Ford faces competition; bankruptcy gives rivals benefits

— -- Ford Motorf, the only one of Detroit's Big 3 automakers not in bankruptcy, now could be at a competitive disadvantage for taking the high road.

As with Chrysler before it, General Motors' gm decision to seek bankruptcy reorganization Monday will clear away debt, slash its dealer network and give it a better deal with the United Auto Workers union.

To compete against the reorganized and streamlined GM and Chrysler, Ford will need to achieve the same sort of cost-cutting. But the nation's second-largest automaker will have to make them without the benefit of having a court order behind it. Issues include:

•Labor. Ford will seek additional concessions from the United Auto Workers to try to match givebacks handed to General Motors and Chrysler as both plunged toward bankruptcy.

"Our goal is not to be disadvantaged," Ford spokesman Mark Truby says. "We're going to go back and negotiate aspects (of the contract) with the UAW."

UAW spokesman Roger Kerson said Monday that the union had no comment.

Ford would be "fools not to go back to the union and say, 'Why don't you give us the same deal as you gave (them)?' " says Rebecca Lindland, director of IHS Global Insight's automotive practice.

The UAW acceded to Ford's requests on several fronts as recently as March. At the time, Ford proclaimed it would save $500 million a year and would have labor costs on par with foreign firms making cars in the Americas.

But that was before GM and Chrysler went into bankruptcy-court reorganization and sought even more givebacks from the union.

•Dealers. Ford has 3,700 dealers, 16% fewer than at the start of 2006. Dropping dealers is difficult because they're independent businesses.

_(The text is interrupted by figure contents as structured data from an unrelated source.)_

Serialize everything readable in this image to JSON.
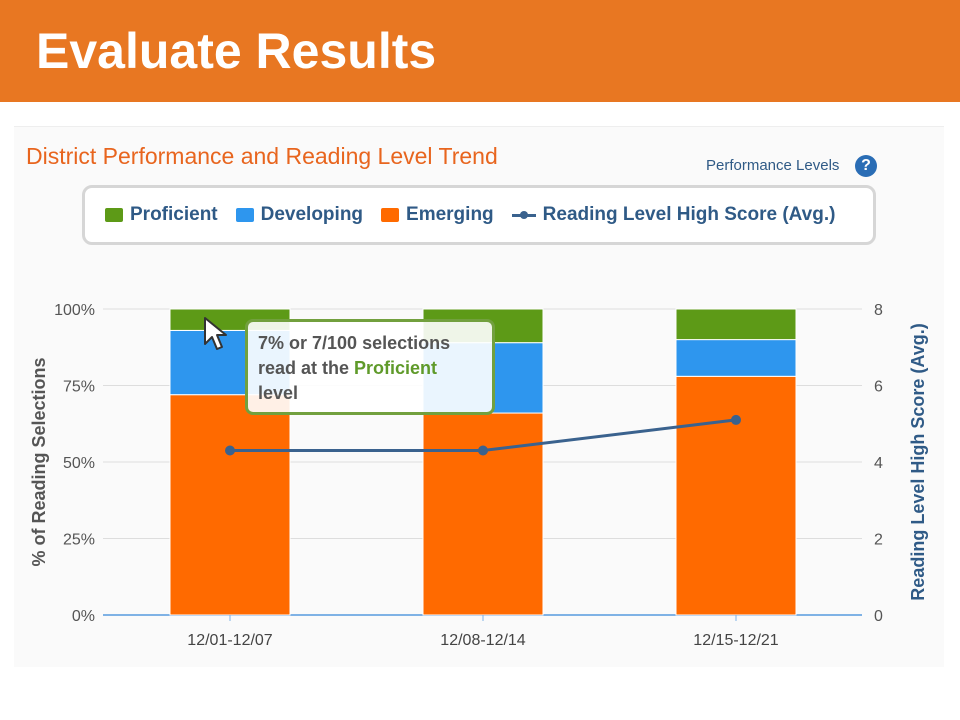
{
  "header": {
    "title": "Evaluate Results"
  },
  "panel": {
    "chart_title": "District Performance and Reading Level Trend",
    "performance_levels_link": "Performance Levels",
    "help_icon": "?"
  },
  "legend": {
    "items": [
      {
        "label": "Proficient",
        "color": "#5d9a17"
      },
      {
        "label": "Developing",
        "color": "#2e96ee"
      },
      {
        "label": "Emerging",
        "color": "#ff6a00"
      },
      {
        "label": "Reading Level High Score (Avg.)",
        "color": "#3a628e"
      }
    ]
  },
  "tooltip": {
    "line1": "7% or 7/100 selections",
    "line2_prefix": "read at the ",
    "line2_highlight": "Proficient",
    "line3": "level"
  },
  "chart_data": {
    "type": "bar",
    "stacked": true,
    "categories": [
      "12/01-12/07",
      "12/08-12/14",
      "12/15-12/21"
    ],
    "series": [
      {
        "name": "Emerging",
        "color": "#ff6a00",
        "values": [
          72,
          66,
          78
        ]
      },
      {
        "name": "Developing",
        "color": "#2e96ee",
        "values": [
          21,
          23,
          12
        ]
      },
      {
        "name": "Proficient",
        "color": "#5d9a17",
        "values": [
          7,
          11,
          10
        ]
      }
    ],
    "line_series": {
      "name": "Reading Level High Score (Avg.)",
      "color": "#3a628e",
      "values": [
        4.3,
        4.3,
        5.1
      ]
    },
    "ylabel": "% of Reading Selections",
    "y2label": "Reading Level High Score (Avg.)",
    "ylim": [
      0,
      100
    ],
    "y2lim": [
      0,
      8
    ],
    "yticks": [
      "0%",
      "25%",
      "50%",
      "75%",
      "100%"
    ],
    "y2ticks": [
      "0",
      "2",
      "4",
      "6",
      "8"
    ]
  }
}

But it's much easier for GM and Chrysler in bankruptcy court. Chrysler has told 789 dealers that they will be gone by June 9. GM sent letters to 1,100 recently telling them they will have to give up their franchises next year.

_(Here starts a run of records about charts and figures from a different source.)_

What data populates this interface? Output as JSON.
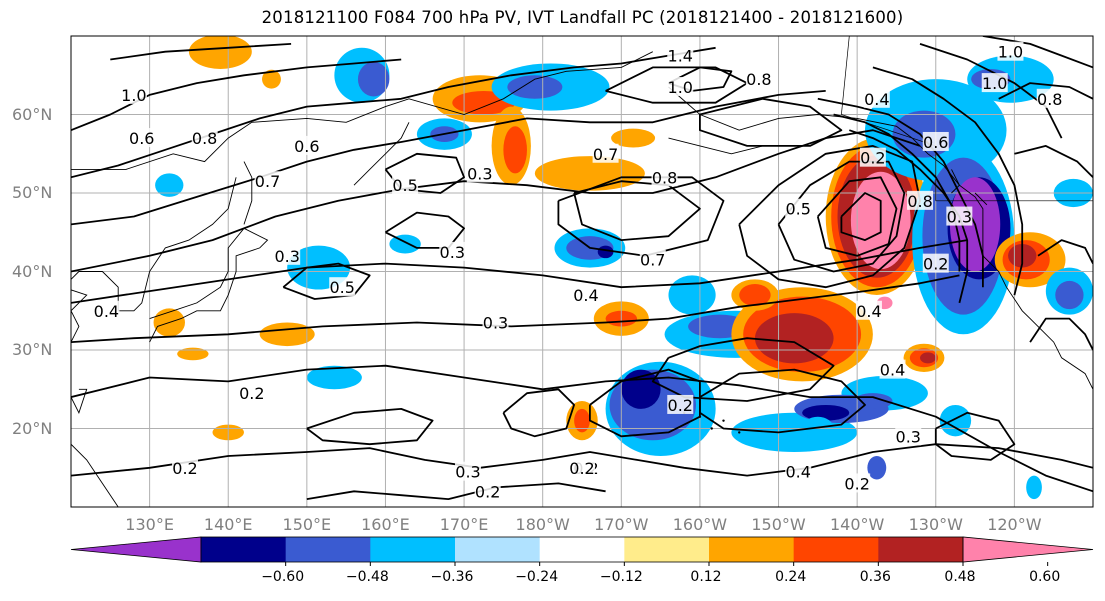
{
  "title": "2018121100 F084 700 hPa PV, IVT Landfall PC (2018121400 - 2018121600)",
  "map": {
    "projection": "PlateCarree",
    "lon_range": [
      120,
      250
    ],
    "lat_range": [
      10,
      70
    ],
    "lat_ticks": [
      "20°N",
      "30°N",
      "40°N",
      "50°N",
      "60°N"
    ],
    "lon_ticks": [
      "130°E",
      "140°E",
      "150°E",
      "160°E",
      "170°E",
      "180°W",
      "170°W",
      "160°W",
      "150°W",
      "140°W",
      "130°W",
      "120°W"
    ],
    "gridlines": true,
    "coastlines": true,
    "contour_color": "#000000"
  },
  "contour_labels": [
    {
      "text": "1.0",
      "lon": 128,
      "lat": 62.5
    },
    {
      "text": "0.8",
      "lon": 137,
      "lat": 57
    },
    {
      "text": "0.6",
      "lon": 129,
      "lat": 57
    },
    {
      "text": "0.6",
      "lon": 150,
      "lat": 56
    },
    {
      "text": "0.7",
      "lon": 145,
      "lat": 51.5
    },
    {
      "text": "0.5",
      "lon": 162.5,
      "lat": 51
    },
    {
      "text": "0.3",
      "lon": 172,
      "lat": 52.5
    },
    {
      "text": "0.3",
      "lon": 147.5,
      "lat": 42
    },
    {
      "text": "0.5",
      "lon": 154.5,
      "lat": 38
    },
    {
      "text": "0.3",
      "lon": 168.5,
      "lat": 42.5
    },
    {
      "text": "0.4",
      "lon": 124.5,
      "lat": 35
    },
    {
      "text": "0.3",
      "lon": 174,
      "lat": 33.5
    },
    {
      "text": "0.4",
      "lon": 185.5,
      "lat": 37
    },
    {
      "text": "0.2",
      "lon": 143,
      "lat": 24.5
    },
    {
      "text": "0.2",
      "lon": 134.5,
      "lat": 15
    },
    {
      "text": "0.3",
      "lon": 170.5,
      "lat": 14.5
    },
    {
      "text": "0.2",
      "lon": 173,
      "lat": 12
    },
    {
      "text": "0.2",
      "lon": 185.5,
      "lat": 15
    },
    {
      "text": "0.7",
      "lon": 188,
      "lat": 55
    },
    {
      "text": "0.8",
      "lon": 195.5,
      "lat": 52
    },
    {
      "text": "0.7",
      "lon": 194,
      "lat": 41.5
    },
    {
      "text": "1.0",
      "lon": 197.5,
      "lat": 63.5
    },
    {
      "text": "1.4",
      "lon": 197.5,
      "lat": 67.5
    },
    {
      "text": "0.8",
      "lon": 207.5,
      "lat": 64.5
    },
    {
      "text": "0.5",
      "lon": 212.5,
      "lat": 48
    },
    {
      "text": "0.4",
      "lon": 222.5,
      "lat": 62
    },
    {
      "text": "0.2",
      "lon": 222,
      "lat": 54.5
    },
    {
      "text": "0.8",
      "lon": 228,
      "lat": 49
    },
    {
      "text": "0.6",
      "lon": 230,
      "lat": 56.5
    },
    {
      "text": "0.3",
      "lon": 233,
      "lat": 47
    },
    {
      "text": "0.2",
      "lon": 230,
      "lat": 41
    },
    {
      "text": "0.4",
      "lon": 221.5,
      "lat": 35
    },
    {
      "text": "0.4",
      "lon": 224.5,
      "lat": 27.5
    },
    {
      "text": "0.3",
      "lon": 226.5,
      "lat": 19
    },
    {
      "text": "0.4",
      "lon": 212.5,
      "lat": 14.5
    },
    {
      "text": "0.2",
      "lon": 220,
      "lat": 13
    },
    {
      "text": "0.2",
      "lon": 197.5,
      "lat": 23
    },
    {
      "text": "0.2",
      "lon": 185,
      "lat": 15
    },
    {
      "text": "1.0",
      "lon": 239.5,
      "lat": 68
    },
    {
      "text": "1.0",
      "lon": 237.5,
      "lat": 64
    },
    {
      "text": "0.8",
      "lon": 244.5,
      "lat": 62
    }
  ],
  "colorbar": {
    "ticks": [
      "−0.60",
      "−0.48",
      "−0.36",
      "−0.24",
      "−0.12",
      "0.12",
      "0.24",
      "0.36",
      "0.48",
      "0.60"
    ],
    "bins": [
      {
        "color": "#9932cc"
      },
      {
        "color": "#00008b"
      },
      {
        "color": "#3a5bd1"
      },
      {
        "color": "#00bfff"
      },
      {
        "color": "#b0e2ff"
      },
      {
        "color": "#ffffff"
      },
      {
        "color": "#ffec8b"
      },
      {
        "color": "#ffa500"
      },
      {
        "color": "#ff4500"
      },
      {
        "color": "#b22222"
      },
      {
        "color": "#ff82ab"
      }
    ]
  },
  "shading": [
    {
      "color": "#ffa500",
      "lon": 139,
      "lat": 68,
      "rx": 4,
      "ry": 2.2
    },
    {
      "color": "#ffa500",
      "lon": 145.5,
      "lat": 64.5,
      "rx": 1.2,
      "ry": 1.2
    },
    {
      "color": "#00bfff",
      "lon": 157,
      "lat": 65,
      "rx": 3.5,
      "ry": 3.5
    },
    {
      "color": "#3a5bd1",
      "lon": 158.5,
      "lat": 64.5,
      "rx": 2,
      "ry": 2.2
    },
    {
      "color": "#ffa500",
      "lon": 172,
      "lat": 62,
      "rx": 6,
      "ry": 3
    },
    {
      "color": "#ff4500",
      "lon": 172.5,
      "lat": 61.5,
      "rx": 4,
      "ry": 1.5
    },
    {
      "color": "#ffa500",
      "lon": 176,
      "lat": 56,
      "rx": 2.5,
      "ry": 5
    },
    {
      "color": "#ff4500",
      "lon": 176.5,
      "lat": 55.5,
      "rx": 1.5,
      "ry": 3
    },
    {
      "color": "#00bfff",
      "lon": 167.5,
      "lat": 57.5,
      "rx": 3.5,
      "ry": 2
    },
    {
      "color": "#3a5bd1",
      "lon": 167.5,
      "lat": 57.5,
      "rx": 1.8,
      "ry": 1
    },
    {
      "color": "#00bfff",
      "lon": 181,
      "lat": 63.5,
      "rx": 7.5,
      "ry": 3
    },
    {
      "color": "#3a5bd1",
      "lon": 179,
      "lat": 63.5,
      "rx": 3.5,
      "ry": 1.5
    },
    {
      "color": "#ffa500",
      "lon": 191.5,
      "lat": 57,
      "rx": 2.8,
      "ry": 1.2
    },
    {
      "color": "#ffa500",
      "lon": 186,
      "lat": 52.5,
      "rx": 7,
      "ry": 2.2
    },
    {
      "color": "#00bfff",
      "lon": 186,
      "lat": 43,
      "rx": 4.5,
      "ry": 2.5
    },
    {
      "color": "#3a5bd1",
      "lon": 186,
      "lat": 43,
      "rx": 3,
      "ry": 1.5
    },
    {
      "color": "#00008b",
      "lon": 188,
      "lat": 42.5,
      "rx": 1,
      "ry": 0.8
    },
    {
      "color": "#00bfff",
      "lon": 162.5,
      "lat": 43.5,
      "rx": 2,
      "ry": 1.2
    },
    {
      "color": "#00bfff",
      "lon": 151.5,
      "lat": 40.5,
      "rx": 4,
      "ry": 2.8
    },
    {
      "color": "#00bfff",
      "lon": 132.5,
      "lat": 51,
      "rx": 1.8,
      "ry": 1.5
    },
    {
      "color": "#ffa500",
      "lon": 132.5,
      "lat": 33.5,
      "rx": 2,
      "ry": 1.8
    },
    {
      "color": "#ffa500",
      "lon": 147.5,
      "lat": 32,
      "rx": 3.5,
      "ry": 1.5
    },
    {
      "color": "#ffa500",
      "lon": 135.5,
      "lat": 29.5,
      "rx": 2,
      "ry": 0.8
    },
    {
      "color": "#00bfff",
      "lon": 153.5,
      "lat": 26.5,
      "rx": 3.5,
      "ry": 1.5
    },
    {
      "color": "#ffa500",
      "lon": 190,
      "lat": 34,
      "rx": 3.5,
      "ry": 2.2
    },
    {
      "color": "#ff4500",
      "lon": 190,
      "lat": 34,
      "rx": 2,
      "ry": 1
    },
    {
      "color": "#ffa500",
      "lon": 140,
      "lat": 19.5,
      "rx": 2,
      "ry": 1
    },
    {
      "color": "#ffa500",
      "lon": 185,
      "lat": 21,
      "rx": 2,
      "ry": 2.5
    },
    {
      "color": "#ff4500",
      "lon": 185,
      "lat": 21,
      "rx": 1,
      "ry": 1.5
    },
    {
      "color": "#00bfff",
      "lon": 199,
      "lat": 37,
      "rx": 3,
      "ry": 2.5
    },
    {
      "color": "#00bfff",
      "lon": 204.5,
      "lat": 32,
      "rx": 9,
      "ry": 3
    },
    {
      "color": "#3a5bd1",
      "lon": 202.5,
      "lat": 33,
      "rx": 4,
      "ry": 1.5
    },
    {
      "color": "#00bfff",
      "lon": 195,
      "lat": 22.5,
      "rx": 7,
      "ry": 6
    },
    {
      "color": "#3a5bd1",
      "lon": 194,
      "lat": 23,
      "rx": 5.5,
      "ry": 4.5
    },
    {
      "color": "#00008b",
      "lon": 192.5,
      "lat": 25,
      "rx": 2.5,
      "ry": 2.5
    },
    {
      "color": "#00bfff",
      "lon": 212,
      "lat": 19.5,
      "rx": 8,
      "ry": 2.5
    },
    {
      "color": "#00bfff",
      "lon": 223.5,
      "lat": 24.5,
      "rx": 5.5,
      "ry": 2.2
    },
    {
      "color": "#3a5bd1",
      "lon": 218,
      "lat": 22.5,
      "rx": 6,
      "ry": 1.8
    },
    {
      "color": "#00008b",
      "lon": 216,
      "lat": 22,
      "rx": 3,
      "ry": 1
    },
    {
      "color": "#ffa500",
      "lon": 213,
      "lat": 32,
      "rx": 9,
      "ry": 6
    },
    {
      "color": "#ff4500",
      "lon": 213,
      "lat": 32,
      "rx": 7.5,
      "ry": 4.8
    },
    {
      "color": "#b22222",
      "lon": 212,
      "lat": 31.5,
      "rx": 5,
      "ry": 3.2
    },
    {
      "color": "#ffa500",
      "lon": 207,
      "lat": 37,
      "rx": 3,
      "ry": 2
    },
    {
      "color": "#ff4500",
      "lon": 207,
      "lat": 37,
      "rx": 2,
      "ry": 1.4
    },
    {
      "color": "#00bfff",
      "lon": 215,
      "lat": 20,
      "rx": 2,
      "ry": 1.5
    },
    {
      "color": "#3a5bd1",
      "lon": 222,
      "lat": 23.5,
      "rx": 2.5,
      "ry": 1
    },
    {
      "color": "#00bfff",
      "lon": 232.5,
      "lat": 21,
      "rx": 2,
      "ry": 2
    },
    {
      "color": "#3a5bd1",
      "lon": 222.5,
      "lat": 15,
      "rx": 1.2,
      "ry": 1.5
    },
    {
      "color": "#00bfff",
      "lon": 242.5,
      "lat": 12.5,
      "rx": 1,
      "ry": 1.5
    },
    {
      "color": "#ffa500",
      "lon": 228.5,
      "lat": 29,
      "rx": 2.6,
      "ry": 1.8
    },
    {
      "color": "#ff4500",
      "lon": 228.5,
      "lat": 29,
      "rx": 1.8,
      "ry": 1.2
    },
    {
      "color": "#b22222",
      "lon": 229,
      "lat": 29,
      "rx": 1,
      "ry": 0.7
    },
    {
      "color": "#ffa500",
      "lon": 222.5,
      "lat": 47,
      "rx": 6.5,
      "ry": 10
    },
    {
      "color": "#ff4500",
      "lon": 222.5,
      "lat": 47,
      "rx": 5.8,
      "ry": 9
    },
    {
      "color": "#b22222",
      "lon": 222.5,
      "lat": 47,
      "rx": 5,
      "ry": 7.8
    },
    {
      "color": "#ff82ab",
      "lon": 223,
      "lat": 46.5,
      "rx": 3.8,
      "ry": 6.2
    },
    {
      "color": "#00bfff",
      "lon": 230,
      "lat": 58,
      "rx": 9,
      "ry": 6.5
    },
    {
      "color": "#3a5bd1",
      "lon": 228.5,
      "lat": 57.5,
      "rx": 4,
      "ry": 3
    },
    {
      "color": "#00bfff",
      "lon": 233.5,
      "lat": 44,
      "rx": 6.5,
      "ry": 12
    },
    {
      "color": "#3a5bd1",
      "lon": 233.5,
      "lat": 44.5,
      "rx": 5.2,
      "ry": 10
    },
    {
      "color": "#00008b",
      "lon": 235.5,
      "lat": 45.5,
      "rx": 4,
      "ry": 6.5
    },
    {
      "color": "#9932cc",
      "lon": 235,
      "lat": 46,
      "rx": 3.2,
      "ry": 6
    },
    {
      "color": "#ff82ab",
      "lon": 223.5,
      "lat": 36,
      "rx": 1,
      "ry": 0.8
    },
    {
      "color": "#00bfff",
      "lon": 239.5,
      "lat": 64.5,
      "rx": 5.5,
      "ry": 3
    },
    {
      "color": "#3a5bd1",
      "lon": 237,
      "lat": 64.5,
      "rx": 2.5,
      "ry": 1.3
    },
    {
      "color": "#00bfff",
      "lon": 247.5,
      "lat": 50,
      "rx": 2.5,
      "ry": 1.8
    },
    {
      "color": "#ffa500",
      "lon": 242,
      "lat": 41.5,
      "rx": 4.5,
      "ry": 3.5
    },
    {
      "color": "#ff4500",
      "lon": 241.5,
      "lat": 41.5,
      "rx": 3,
      "ry": 2.5
    },
    {
      "color": "#b22222",
      "lon": 241,
      "lat": 42,
      "rx": 1.8,
      "ry": 1.5
    },
    {
      "color": "#00bfff",
      "lon": 247,
      "lat": 37.5,
      "rx": 3,
      "ry": 3
    },
    {
      "color": "#3a5bd1",
      "lon": 247,
      "lat": 37,
      "rx": 1.8,
      "ry": 1.8
    }
  ]
}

•Debt. Ford stayed out of Chapter 11 by seeking additional capital before the recession took hold. But it now owes $25.8 billion at a time GM and Chrysler are improving their balance sheets. As of March, Ford had $21.3 billion in cash.

"If I were in Ford's shoes, I would be most worried about GM's ability to get rid of debt," says William Kohler, co-chair of the automotive practice of law firm Butzel Long.

Ford has advantages, as well. If buyers shun GM and Chrysler products in fear of being caught up in their financial mess, Ford could become the American vehicle of choice.

"Some consumers are going to flee from a bankrupt automaker, and Ford should pick up some of that business," says Efraim Levy, an equity analyst at Standard & Poor's. GM's decision to ax all but four of its vehicle divisions means more market share is up for grabs for remaining automakers.

Ford has several new fuel-efficient cars in the wings, including a subcompact and a much-touted replacement for its Taurus family sedan, once its flagship vehicle.

Ford is expected to report today that sales improved in May.

Lindland wonders, however, whether Ford will get a larger share. "There are people who will only buy a GM product and would never dream of buying a Ford," she says.